For problems where you can check whether an answer is correct — math problems with a known answer, code with unit tests, formal proofs — you do not need humans or learned reward models. Just use the verifier as the reward: r(x, y) = \mathbb{1}\big[\text{verifier accepts } y\big].

This is RLVR (RL with verifiable rewards), and it is the dominant signal behind reasoning-trained models (covered in Section 9.1). The reward is sparse — one bit per problem — but it is honest: there is no reward hacking against ground truth.

Algorithms used here include PPO and, increasingly, GRPO (Group Relative Policy Optimization): for each prompt, sample G completions, compute their rewards, and use the in-group mean as the baseline instead of training a separate value network. GRPO avoids the value-network instability of PPO and is computationally lean.

8.5 Policy gradient in one paragraph

If you have never seen the policy gradient, here is the entire idea.

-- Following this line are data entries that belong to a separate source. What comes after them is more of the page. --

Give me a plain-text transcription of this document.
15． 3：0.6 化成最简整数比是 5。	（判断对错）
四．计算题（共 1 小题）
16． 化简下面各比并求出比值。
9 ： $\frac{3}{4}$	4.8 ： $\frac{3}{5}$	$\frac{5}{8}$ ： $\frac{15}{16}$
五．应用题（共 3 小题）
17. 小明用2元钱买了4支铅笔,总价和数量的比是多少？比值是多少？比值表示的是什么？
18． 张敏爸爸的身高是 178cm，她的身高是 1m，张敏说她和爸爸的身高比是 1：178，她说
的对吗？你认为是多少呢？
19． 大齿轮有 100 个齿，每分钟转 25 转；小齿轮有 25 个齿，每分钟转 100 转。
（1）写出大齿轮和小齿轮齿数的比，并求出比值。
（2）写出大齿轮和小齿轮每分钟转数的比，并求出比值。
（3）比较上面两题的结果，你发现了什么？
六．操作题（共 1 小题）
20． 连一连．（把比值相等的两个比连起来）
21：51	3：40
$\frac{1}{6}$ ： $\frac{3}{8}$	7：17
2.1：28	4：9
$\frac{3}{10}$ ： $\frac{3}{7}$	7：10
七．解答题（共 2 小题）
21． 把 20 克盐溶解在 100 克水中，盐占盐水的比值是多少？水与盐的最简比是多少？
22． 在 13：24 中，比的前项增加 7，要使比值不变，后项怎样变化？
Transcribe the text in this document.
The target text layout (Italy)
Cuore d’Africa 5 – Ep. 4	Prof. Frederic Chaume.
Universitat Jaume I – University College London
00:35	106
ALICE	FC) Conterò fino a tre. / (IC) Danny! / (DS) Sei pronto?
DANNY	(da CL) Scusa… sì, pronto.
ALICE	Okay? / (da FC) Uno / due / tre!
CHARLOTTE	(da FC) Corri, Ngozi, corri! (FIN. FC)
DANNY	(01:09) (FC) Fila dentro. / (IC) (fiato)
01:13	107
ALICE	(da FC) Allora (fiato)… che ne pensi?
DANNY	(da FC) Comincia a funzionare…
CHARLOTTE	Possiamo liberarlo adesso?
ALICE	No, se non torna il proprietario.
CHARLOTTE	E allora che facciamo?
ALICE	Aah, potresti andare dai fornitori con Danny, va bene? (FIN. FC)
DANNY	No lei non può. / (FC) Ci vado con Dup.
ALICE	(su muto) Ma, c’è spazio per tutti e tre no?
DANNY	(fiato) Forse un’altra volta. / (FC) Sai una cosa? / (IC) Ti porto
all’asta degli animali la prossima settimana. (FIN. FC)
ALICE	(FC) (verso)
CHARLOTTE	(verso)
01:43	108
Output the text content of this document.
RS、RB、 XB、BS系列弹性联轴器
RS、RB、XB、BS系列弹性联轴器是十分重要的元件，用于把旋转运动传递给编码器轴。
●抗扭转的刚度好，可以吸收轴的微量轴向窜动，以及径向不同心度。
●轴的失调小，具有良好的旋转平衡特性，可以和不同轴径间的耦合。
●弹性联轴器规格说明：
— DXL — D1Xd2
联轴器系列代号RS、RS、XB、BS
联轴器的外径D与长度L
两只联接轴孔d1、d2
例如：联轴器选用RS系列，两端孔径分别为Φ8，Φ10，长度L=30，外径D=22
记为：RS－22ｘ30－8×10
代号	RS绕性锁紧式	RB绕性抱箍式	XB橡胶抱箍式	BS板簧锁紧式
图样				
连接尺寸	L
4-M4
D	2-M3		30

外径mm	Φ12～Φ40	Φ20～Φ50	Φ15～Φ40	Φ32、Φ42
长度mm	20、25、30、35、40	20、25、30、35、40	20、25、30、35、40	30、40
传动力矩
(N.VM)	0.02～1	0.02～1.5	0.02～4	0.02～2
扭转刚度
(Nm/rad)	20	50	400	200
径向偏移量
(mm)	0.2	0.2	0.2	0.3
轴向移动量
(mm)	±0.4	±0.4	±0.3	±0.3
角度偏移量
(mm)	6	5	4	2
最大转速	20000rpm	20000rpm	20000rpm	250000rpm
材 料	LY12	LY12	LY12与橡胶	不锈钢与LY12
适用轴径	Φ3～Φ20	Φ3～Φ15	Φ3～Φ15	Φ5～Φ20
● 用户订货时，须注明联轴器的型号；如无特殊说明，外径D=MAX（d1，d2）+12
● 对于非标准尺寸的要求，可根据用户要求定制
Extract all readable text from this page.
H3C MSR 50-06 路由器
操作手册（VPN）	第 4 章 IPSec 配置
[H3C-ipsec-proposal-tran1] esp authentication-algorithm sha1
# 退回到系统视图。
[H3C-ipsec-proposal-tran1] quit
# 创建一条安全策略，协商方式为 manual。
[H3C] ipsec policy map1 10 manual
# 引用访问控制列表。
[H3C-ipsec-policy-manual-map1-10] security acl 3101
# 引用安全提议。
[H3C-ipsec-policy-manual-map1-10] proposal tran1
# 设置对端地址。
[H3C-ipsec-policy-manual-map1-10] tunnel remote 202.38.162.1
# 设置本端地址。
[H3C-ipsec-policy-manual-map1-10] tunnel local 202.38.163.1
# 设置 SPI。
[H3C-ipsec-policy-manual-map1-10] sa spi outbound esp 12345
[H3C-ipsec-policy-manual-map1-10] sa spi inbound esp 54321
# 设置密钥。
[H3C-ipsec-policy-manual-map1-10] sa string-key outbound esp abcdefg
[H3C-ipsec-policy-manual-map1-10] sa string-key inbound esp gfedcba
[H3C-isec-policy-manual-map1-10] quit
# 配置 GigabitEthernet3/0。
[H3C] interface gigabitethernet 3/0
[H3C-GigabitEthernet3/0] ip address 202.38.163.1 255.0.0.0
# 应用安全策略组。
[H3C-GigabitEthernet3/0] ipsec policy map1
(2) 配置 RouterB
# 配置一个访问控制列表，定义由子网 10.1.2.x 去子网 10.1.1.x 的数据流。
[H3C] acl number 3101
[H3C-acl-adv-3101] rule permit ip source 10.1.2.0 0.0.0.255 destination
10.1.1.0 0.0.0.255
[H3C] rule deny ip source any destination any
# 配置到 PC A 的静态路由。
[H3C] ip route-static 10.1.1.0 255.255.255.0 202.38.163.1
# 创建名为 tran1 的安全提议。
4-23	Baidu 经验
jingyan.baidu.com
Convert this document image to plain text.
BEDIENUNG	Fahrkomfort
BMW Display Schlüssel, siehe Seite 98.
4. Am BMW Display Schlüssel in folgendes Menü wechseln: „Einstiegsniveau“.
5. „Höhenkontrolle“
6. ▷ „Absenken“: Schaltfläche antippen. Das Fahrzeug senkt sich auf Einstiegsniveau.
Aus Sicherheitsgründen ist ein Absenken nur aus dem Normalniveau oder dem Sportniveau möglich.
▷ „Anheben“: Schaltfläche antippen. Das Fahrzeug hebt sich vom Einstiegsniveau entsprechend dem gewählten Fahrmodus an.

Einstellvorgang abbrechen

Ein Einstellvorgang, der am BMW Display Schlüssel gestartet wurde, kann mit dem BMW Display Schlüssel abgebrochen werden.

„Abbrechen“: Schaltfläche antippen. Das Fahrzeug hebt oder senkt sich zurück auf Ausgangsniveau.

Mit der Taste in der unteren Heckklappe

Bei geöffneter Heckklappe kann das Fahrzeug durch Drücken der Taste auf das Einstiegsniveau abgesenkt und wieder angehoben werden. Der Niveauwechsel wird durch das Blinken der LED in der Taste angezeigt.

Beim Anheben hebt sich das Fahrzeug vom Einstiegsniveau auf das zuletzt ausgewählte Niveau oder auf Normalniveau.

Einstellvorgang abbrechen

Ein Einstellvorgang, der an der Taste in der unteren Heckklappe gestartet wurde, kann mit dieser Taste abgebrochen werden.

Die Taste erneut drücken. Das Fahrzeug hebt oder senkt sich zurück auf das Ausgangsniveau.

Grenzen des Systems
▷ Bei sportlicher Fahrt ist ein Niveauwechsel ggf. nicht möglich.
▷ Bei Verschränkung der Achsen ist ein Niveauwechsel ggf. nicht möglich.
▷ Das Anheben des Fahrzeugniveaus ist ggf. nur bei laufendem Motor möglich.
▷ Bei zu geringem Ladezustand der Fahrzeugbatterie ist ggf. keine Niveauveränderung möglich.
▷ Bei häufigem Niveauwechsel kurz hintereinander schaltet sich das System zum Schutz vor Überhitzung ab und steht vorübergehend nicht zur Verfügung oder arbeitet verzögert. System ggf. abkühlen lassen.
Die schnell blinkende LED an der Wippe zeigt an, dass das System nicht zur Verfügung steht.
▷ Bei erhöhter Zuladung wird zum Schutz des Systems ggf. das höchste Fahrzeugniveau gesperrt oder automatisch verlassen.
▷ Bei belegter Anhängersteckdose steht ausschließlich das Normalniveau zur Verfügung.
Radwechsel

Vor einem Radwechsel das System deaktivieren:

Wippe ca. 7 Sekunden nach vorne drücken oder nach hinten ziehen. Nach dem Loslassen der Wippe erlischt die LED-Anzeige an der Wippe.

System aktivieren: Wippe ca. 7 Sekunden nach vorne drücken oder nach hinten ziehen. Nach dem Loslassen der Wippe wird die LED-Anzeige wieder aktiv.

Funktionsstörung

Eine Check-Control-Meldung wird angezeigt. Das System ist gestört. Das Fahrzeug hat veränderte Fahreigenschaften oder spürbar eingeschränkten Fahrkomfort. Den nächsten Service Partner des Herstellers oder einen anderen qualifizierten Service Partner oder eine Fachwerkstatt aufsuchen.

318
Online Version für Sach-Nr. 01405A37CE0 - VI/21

Let J(\theta) = \mathbb{E}_{y \sim \pi_\theta} [r(y)]. Then \nabla_\theta J = \mathbb{E}_{y \sim \pi_\theta} \big[\, r(y)\, \nabla_\theta \log \pi_\theta(y) \,\big]. You sample, you score, you weight the log-probability gradient by the score. Subtracting a baseline b (any function not depending on y) keeps the estimator unbiased and reduces variance. PPO, GRPO, REINFORCE — they are all variations on this, with different choices of baseline and different ways of clipping or trust-regioning the update to avoid policy collapse.

8.6 What changed in 2024–2026

The biggest shift is that RL on verifiable rewards became the central training paradigm for frontier capabilities, not just a polish layer. Models like o1, R1, and their successors are mostly defined by their RL stage, not their pretraining. This is the topic of Section 9.1.